Other ISU international students interviewed said that throughout the spring professors and classmates have pulled through during the crisis.
“My professors have been very supportive and they have been very accommodating to me,” said Phil Nyaku, from Zimbabwe, Africa, concurrently pursuing a doctorate in political science and a Master of Public Administration . “There has been a quite good support mechanism in this time of crisis. With that support I think we are going to sail through. I want to assure everybody else out there this is going to pass.”
Like others, he also found the isolation of the pandemic a challenge and found own ways to cope with the isolation of the pandemic.
“Now I have to be super disciplined and keep my routine and stay motivated in isolation,” Marshall said. “Yes, we can reach out to our teachers, and, yes, we can reach out to our classmates by different social media, but it is still kind of difficult to keep motivated living alone.”
Nyaku said it was tough being cut off from other people.
“I miss the library, I miss my classmates, and miss talking to my professors,” Nyaku said. “I am one person who likes face-to-face interaction. Since the stay-in-place came in place I’ve been taking things slow, but sometimes I just have to get out on the freeway and drive past McCammon and back to get out of my confined environment. This is just not a normal thing I am doing.”
Even though far from home, students interviewed said their families provided a lot of support during the crisis and because of the Internet, social media and other media they were able to communicate regularly with their families at home staying in touch, helping to alleviate their family’s concerns.
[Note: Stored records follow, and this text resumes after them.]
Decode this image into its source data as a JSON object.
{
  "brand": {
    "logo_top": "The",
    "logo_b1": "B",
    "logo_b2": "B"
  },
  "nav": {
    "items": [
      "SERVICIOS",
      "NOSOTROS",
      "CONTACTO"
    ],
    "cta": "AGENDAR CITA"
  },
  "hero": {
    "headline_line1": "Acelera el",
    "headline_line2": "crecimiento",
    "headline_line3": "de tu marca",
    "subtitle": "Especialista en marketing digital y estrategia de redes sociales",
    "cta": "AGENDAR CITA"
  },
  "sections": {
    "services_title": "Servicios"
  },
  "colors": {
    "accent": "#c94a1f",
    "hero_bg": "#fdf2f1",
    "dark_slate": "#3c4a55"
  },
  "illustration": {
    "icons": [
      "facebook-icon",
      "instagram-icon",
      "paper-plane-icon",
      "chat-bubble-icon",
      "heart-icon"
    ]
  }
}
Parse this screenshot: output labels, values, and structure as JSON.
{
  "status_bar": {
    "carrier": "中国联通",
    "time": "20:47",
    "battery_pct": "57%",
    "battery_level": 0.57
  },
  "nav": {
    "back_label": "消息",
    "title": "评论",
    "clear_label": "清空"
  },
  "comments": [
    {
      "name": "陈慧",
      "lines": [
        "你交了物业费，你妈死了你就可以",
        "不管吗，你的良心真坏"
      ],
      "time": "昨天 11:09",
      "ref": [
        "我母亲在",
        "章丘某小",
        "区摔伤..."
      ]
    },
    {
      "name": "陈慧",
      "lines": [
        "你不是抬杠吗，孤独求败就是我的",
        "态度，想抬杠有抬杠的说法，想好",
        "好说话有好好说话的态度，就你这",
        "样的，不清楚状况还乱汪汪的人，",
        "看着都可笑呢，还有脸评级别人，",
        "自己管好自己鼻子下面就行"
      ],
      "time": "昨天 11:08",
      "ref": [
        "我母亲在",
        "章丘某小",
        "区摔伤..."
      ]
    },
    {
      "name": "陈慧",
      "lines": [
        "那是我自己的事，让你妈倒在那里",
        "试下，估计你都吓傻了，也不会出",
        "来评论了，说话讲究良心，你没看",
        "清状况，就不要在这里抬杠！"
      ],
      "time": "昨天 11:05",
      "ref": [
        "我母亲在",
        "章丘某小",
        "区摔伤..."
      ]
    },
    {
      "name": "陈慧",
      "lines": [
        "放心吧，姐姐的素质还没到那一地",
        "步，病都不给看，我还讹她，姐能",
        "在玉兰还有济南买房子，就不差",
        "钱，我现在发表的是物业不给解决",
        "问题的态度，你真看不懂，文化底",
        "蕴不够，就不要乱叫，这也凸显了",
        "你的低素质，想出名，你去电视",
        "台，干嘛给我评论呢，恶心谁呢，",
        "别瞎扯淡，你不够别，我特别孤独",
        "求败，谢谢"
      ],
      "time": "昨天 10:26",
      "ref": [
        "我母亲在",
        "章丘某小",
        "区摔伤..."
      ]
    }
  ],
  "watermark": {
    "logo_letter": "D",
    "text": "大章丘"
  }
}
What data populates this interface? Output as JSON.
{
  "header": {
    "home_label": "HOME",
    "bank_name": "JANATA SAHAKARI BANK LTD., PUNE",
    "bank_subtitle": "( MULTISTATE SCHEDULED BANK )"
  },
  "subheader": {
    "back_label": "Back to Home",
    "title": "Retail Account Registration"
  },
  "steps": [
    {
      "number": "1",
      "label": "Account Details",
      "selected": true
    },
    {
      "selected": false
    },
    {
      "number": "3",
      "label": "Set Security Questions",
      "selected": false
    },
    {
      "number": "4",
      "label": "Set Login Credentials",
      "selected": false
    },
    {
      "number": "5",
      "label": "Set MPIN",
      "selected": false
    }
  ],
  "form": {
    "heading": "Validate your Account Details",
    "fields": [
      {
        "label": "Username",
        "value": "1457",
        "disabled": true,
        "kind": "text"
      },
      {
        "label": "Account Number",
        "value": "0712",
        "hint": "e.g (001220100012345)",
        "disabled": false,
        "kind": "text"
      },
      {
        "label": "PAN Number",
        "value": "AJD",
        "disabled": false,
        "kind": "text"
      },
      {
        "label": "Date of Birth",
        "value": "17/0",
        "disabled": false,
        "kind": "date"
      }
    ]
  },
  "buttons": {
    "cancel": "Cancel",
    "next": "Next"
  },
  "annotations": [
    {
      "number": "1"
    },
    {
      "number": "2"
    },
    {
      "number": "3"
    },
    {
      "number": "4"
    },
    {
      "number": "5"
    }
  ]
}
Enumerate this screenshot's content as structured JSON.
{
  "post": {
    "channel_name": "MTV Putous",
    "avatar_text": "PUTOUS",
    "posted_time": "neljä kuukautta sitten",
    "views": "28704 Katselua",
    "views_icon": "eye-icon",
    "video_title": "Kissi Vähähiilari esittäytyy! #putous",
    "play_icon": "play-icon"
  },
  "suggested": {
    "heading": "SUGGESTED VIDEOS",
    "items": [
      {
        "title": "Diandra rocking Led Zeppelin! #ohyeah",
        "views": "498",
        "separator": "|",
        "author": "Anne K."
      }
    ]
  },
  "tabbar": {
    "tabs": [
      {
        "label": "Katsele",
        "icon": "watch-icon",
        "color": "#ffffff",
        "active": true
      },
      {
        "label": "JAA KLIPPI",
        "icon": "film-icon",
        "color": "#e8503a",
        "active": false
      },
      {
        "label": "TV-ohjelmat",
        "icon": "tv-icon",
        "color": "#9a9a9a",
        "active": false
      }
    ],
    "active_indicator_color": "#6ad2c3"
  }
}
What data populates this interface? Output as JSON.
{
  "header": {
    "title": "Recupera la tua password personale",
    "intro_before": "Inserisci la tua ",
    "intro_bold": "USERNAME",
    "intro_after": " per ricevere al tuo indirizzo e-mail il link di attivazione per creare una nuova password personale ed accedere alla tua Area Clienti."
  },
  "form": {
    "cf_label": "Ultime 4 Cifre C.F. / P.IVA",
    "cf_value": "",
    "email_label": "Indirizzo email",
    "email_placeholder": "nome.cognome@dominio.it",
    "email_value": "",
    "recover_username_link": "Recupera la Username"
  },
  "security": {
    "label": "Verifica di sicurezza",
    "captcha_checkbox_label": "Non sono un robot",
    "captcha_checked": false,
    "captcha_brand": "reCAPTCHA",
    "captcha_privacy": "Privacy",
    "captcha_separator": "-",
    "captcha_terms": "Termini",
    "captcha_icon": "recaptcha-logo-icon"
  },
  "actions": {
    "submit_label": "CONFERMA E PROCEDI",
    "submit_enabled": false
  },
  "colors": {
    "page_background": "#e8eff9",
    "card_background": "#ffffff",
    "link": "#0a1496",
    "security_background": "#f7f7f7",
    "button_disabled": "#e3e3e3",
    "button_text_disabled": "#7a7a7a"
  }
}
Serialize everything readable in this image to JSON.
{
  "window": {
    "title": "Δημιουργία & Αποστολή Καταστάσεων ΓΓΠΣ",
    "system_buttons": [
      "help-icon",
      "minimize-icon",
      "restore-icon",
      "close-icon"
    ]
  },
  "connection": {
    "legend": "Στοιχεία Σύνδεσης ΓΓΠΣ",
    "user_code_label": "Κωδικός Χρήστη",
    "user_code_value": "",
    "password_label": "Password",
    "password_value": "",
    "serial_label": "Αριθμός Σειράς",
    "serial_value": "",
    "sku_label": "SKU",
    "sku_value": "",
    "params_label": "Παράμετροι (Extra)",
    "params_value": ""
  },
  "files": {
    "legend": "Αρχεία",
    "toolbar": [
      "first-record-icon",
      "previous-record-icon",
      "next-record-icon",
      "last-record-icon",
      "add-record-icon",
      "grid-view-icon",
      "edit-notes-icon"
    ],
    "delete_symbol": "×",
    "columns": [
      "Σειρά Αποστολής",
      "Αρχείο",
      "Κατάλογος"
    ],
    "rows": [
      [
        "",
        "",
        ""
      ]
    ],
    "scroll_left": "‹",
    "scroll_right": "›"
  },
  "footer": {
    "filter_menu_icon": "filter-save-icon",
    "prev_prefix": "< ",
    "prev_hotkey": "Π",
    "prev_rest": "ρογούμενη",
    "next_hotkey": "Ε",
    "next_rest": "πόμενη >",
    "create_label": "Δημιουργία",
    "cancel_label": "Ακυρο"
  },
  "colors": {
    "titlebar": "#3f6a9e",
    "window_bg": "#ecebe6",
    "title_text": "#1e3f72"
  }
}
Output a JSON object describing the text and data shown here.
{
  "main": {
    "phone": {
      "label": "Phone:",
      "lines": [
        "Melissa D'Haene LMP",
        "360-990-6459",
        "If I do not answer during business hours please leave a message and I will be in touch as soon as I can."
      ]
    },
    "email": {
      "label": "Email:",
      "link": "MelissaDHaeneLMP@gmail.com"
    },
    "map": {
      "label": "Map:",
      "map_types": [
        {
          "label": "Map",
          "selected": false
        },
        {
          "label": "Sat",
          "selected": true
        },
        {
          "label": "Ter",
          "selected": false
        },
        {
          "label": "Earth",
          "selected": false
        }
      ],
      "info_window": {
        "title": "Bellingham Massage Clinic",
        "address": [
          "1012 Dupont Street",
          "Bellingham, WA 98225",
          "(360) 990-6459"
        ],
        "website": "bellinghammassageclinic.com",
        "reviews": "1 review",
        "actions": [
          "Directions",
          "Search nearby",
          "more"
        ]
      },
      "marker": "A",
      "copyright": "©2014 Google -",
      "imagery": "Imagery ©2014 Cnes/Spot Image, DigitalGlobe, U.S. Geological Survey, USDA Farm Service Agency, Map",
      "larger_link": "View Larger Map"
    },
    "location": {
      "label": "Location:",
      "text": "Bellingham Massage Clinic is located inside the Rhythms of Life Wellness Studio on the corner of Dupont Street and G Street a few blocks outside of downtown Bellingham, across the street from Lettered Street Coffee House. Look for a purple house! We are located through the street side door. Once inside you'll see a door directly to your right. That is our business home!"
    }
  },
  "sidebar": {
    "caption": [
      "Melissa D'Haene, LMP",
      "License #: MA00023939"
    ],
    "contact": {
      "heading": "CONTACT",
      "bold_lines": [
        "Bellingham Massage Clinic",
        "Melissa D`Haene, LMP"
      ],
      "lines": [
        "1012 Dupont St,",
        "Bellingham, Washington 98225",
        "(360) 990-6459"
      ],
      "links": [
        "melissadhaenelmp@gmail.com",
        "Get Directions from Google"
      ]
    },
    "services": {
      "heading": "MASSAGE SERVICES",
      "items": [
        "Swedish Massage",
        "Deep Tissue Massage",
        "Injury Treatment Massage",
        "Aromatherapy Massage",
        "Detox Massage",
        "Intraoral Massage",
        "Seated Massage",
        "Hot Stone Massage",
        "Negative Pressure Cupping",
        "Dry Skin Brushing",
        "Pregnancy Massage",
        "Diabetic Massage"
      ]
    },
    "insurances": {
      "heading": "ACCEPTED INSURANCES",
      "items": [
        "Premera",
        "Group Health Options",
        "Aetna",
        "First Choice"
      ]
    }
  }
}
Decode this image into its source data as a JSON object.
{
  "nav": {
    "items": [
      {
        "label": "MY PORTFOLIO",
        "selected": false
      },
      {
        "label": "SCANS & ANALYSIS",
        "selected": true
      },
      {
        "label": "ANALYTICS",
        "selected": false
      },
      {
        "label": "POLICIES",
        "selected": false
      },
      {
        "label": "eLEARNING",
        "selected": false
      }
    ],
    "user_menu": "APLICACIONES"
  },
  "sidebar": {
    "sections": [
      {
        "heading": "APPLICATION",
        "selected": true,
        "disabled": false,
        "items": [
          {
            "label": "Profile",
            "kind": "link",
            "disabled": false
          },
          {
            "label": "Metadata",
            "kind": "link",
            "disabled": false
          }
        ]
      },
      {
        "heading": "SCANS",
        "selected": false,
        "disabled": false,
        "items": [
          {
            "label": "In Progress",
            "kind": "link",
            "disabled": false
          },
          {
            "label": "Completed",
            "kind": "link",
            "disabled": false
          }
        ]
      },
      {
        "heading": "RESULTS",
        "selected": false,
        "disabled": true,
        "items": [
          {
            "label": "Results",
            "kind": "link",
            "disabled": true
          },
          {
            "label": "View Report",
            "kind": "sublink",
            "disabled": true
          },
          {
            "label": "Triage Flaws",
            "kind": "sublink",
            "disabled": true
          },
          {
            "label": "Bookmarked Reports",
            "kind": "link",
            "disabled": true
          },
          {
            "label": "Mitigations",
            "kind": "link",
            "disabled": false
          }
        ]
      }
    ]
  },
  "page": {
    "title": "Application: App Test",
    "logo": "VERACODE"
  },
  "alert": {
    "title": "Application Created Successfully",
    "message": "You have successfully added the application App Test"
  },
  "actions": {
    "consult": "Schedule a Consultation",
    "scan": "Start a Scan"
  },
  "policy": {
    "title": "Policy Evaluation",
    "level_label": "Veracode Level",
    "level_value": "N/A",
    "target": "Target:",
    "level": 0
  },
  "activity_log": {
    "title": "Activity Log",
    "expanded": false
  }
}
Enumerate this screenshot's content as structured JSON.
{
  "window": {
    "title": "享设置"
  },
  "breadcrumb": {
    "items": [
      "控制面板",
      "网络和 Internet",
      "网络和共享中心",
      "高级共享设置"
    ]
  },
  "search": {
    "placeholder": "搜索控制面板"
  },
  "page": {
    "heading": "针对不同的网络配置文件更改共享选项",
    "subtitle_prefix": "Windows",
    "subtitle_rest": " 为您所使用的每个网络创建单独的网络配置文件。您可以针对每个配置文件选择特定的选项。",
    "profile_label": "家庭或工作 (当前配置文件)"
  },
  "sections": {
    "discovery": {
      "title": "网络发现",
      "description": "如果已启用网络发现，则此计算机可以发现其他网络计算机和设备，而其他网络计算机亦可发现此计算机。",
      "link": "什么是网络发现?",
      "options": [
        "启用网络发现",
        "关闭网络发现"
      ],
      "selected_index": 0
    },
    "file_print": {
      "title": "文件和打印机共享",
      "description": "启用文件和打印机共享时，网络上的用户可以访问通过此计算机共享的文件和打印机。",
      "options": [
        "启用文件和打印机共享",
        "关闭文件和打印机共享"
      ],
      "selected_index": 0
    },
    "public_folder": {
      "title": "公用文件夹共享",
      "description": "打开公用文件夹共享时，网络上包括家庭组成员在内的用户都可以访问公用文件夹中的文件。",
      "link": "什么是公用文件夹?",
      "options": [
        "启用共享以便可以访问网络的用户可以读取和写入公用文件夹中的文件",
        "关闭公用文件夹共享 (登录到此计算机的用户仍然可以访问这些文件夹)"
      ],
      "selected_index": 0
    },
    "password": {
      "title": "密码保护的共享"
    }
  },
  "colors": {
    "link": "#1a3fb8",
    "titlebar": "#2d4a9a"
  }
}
Marshall also mentioned the importance of another support group she had besides her family – her animals, a puppy Yorkshire Terrier named Antonio and a bearded dragon, a lizard about a foot long, to keep her company.
“The bright spot for me is that I’ve had a puppy and really been able to spend time with him, go on walks and just kind of work on mental health and do things I never had time for when I had clinics, school, and, you know – a life,” Marshall said. “With the puppy Antonio and the bearded dragon Elliot, we all spend a lot of time together now.”
There were other unexpected silver linings in being isolated during the pandemic.
“All this time gave me the opportunity to think about if I am doing the right thing and if I am on the right path for my career because I never had this much time to think about things,” Medasetti said. “That is one advantage I got. I feel confident in myself that I am taking the right path and learning new skills. I even started learning new cooking recipes because I have a little more time and I am trying to have new hobbies.”